A conversation between Israeli poet Agi Mishol, her translator Joanna Chen and Prof. Adriana X. Jacobs (Oriental Studies) on the recent publication of Less Like a Dove (Shearsman Books), a selection of Mishol's poetry that draws from several collections. This conversation addressed the translation process, as well as themes of translation that run through Mishol's work and this collection in particular. This event featured a bilingual reading of Mishol's poetry.

Agi Mishol is the author of more than 17 collections of poetry and has won numerous prizes both in Israel and abroad, including the 2014 Lerici Pea Prize. Chen's poetry, essays and literary translations have been published in GuernicaPoet LorePoetry InternationalAsymptote, and Newsweek.
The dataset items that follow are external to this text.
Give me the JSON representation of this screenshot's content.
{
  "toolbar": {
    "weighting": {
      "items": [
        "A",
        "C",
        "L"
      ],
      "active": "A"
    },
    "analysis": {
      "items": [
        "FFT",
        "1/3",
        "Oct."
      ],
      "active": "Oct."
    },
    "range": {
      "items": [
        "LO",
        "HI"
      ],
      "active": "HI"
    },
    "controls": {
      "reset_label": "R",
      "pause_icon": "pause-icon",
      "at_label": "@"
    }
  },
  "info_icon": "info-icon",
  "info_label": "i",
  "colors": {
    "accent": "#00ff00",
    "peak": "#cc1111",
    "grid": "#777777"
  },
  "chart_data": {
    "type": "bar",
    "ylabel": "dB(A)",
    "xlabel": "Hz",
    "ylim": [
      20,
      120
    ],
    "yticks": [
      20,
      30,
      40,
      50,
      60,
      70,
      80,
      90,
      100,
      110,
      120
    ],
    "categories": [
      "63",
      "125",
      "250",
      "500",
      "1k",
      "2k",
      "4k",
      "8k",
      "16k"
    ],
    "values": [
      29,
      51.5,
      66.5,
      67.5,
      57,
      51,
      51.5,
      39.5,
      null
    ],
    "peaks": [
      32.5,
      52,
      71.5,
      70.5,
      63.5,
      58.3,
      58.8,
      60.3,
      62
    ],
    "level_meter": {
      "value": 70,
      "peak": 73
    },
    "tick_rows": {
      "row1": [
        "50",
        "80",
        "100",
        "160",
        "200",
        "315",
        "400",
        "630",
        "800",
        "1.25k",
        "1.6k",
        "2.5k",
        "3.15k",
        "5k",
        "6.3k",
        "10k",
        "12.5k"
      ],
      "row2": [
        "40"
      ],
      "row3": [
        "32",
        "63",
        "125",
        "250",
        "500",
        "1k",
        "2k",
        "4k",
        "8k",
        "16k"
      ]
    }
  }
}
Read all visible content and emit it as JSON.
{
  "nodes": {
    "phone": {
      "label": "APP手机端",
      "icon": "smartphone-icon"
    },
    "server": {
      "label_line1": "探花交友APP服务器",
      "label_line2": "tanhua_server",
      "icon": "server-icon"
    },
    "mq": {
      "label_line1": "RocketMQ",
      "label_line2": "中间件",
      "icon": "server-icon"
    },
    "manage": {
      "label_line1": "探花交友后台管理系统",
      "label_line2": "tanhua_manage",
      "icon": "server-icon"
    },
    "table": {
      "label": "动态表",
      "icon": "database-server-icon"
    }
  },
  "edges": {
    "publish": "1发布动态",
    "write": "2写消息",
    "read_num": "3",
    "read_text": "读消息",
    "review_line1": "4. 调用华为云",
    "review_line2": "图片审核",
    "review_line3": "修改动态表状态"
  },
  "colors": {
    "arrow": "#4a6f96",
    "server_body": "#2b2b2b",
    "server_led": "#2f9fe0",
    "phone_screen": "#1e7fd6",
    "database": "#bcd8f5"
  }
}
She has a column in The Los Angeles Review of Books.

Adriana X. Jacobs is Associate Professor of Modern Hebrew Literature and Fellow of the Oxford Centre for Hebrew and Jewish Studies.


Oxford-Weidenfeld Translation Prize Short List Readings and Prize-Giving

Tsuzuki Lecture Theatre, St Anne's College

The Oxford–Weidenfeld Prize is for book-length literary translations into English from any living European language. It aims to honour the craft of translation, and to recognise its cultural importance.  The celebration featured readings from the work of the shortlisted translators, and the prize was presented.